The leading artificial intelligence company, OpenAI, recently fired and then promptly re-hired its CEO Sam Altman, and switched up its board of directors as a result. Along the way, there have been all sorts of takes about the board’s intentions, the employees’ reasons for threatening to quit and much more. In all of the coverage, I don’t think we have sufficiently discussed what OpenAI’s unusual governance structure means for artificial intelligence development, and for our society.
I've been following the saga closely because I work on making investors more comfortable with alternatives to the traditional enterprise governance models. OpenAI is an example of this: the company is controlled by a non-profit 501(c)3, a majority of the directors on the board of the non-profit are independent and don't own OpenAI stock, and "the Nonprofit’s principal beneficiary is humanity, not OpenAI investors."
OpenAI’s structure
At Transform Finance, we see companies that are operated by and for stakeholders (such as workers, consumers, communities, or purposes like the planet) as a crucial piece of the puzzle to build an economy that works for everyone. Over the past few weeks, I've been wondering if what happened at OpenAI will mean investors will be more interested in these mission-oriented structures or more reluctant to back them. What can we learn from this stress test that informs how to promote alternative governance structure?
Example Alternative Ownership Enterprise Models:
My main takeaway is that structure is necessary but not sufficient to protect a company's mission. Individuals, their beliefs, expertise and influence matters hugely as well. Even though the OpenAI board has the official power to fire Sam Altman, Sam Altman, the OpenAI employees and its investors (most notably Microsoft) also hold a lot of power which they promptly flexed to push back against the board's decision. While it may be tempting to think an independent governance structure can help ensure a particular outcome, in reality you may not be able to use the power that the structure technically gives you.
In addition, who holds this governing power matters. Perhaps Board members with savvier public relations skills would have managed the OpenAI situation better? More seriously, the Board members at OpenAI are not representative of the “humanity” they are meant to protect. Given that, can they succeed in their mission?
All of this helps temper my expectations about the "Long-Term Benefit Trust" structure used by Anthropic, one of OpenAI's competitors. Anthropic recently released more information about the governance structure the company has set-up to help safeguard against the potential risks of artificial intelligence, in addition to incorporating as a Public Benefit Corporation. The Trust, governed by external trustees, controls "T-shares” which have unique powers, in particular the power to nominate a majority of the company's board over time (this essentially grants external guardians–instead of investors–control of the company with some exceptions). Given the OpenAI experience, it will be especially interesting to see who is appointed as a trustee.

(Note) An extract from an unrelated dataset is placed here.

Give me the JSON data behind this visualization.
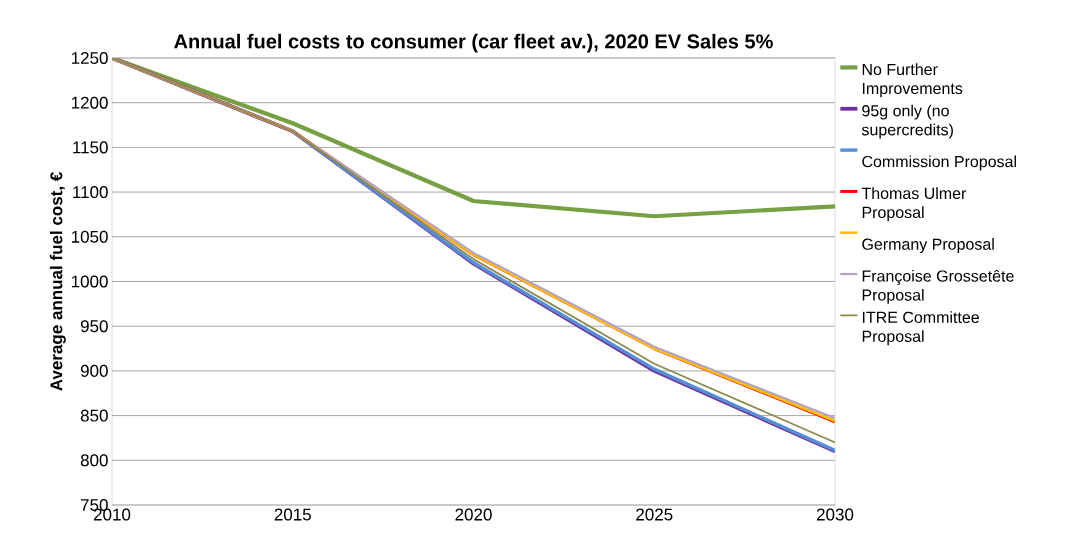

It's also important to acknowledge the inherent tension at play here. Artificial intelligence development is currently an arms race between many companies in an industry with a "move fast and break things" ethos. Any governance model seeking to prevent risks associated with artificial intelligence faces a challenging context. How do investors feel about putting money into a company that might lose the race because their governance model makes them too slow or reduces potential investor returns? How would they feel if they funded an artificial general intelligence (AGI) that brings about the dystopian visions of the future we have imagined? Overall, is this even a decision that individual investors should be making? Given the risks inherent with artificial intelligence, it does seem like government regulation will also be critical to prevent risks and increase the likelihood the technology benefits all of humanity.
Overall, I’m glad that this governance structure which was designed to benefit everyone, not just investors, did hold up under intense pressure. As of now, Sam Altman is back as CEO with slightly reduced powers (he is no longer on the board), and investors, founders and advocates are much more aware that many options exist when setting-up a company.
For anyone looking for alternative models, Transform Finance recently released a report that outlines and compares 10+ models for setting-up companies that more appropriately balance the rights of shareholders with the rights of the stakeholders who are impacted by a company, and that ensure those affected by its activities have a say in its decisions. Several of those models could be applicable in situations like OpenAI, from foundation ownership to golden shares to perpetual purpose trusts. We're excited to continue to see these models tested in the real world, and to build toward a more just economy, and artificial intelligence solutions that don’t take all of our jobs (or worse).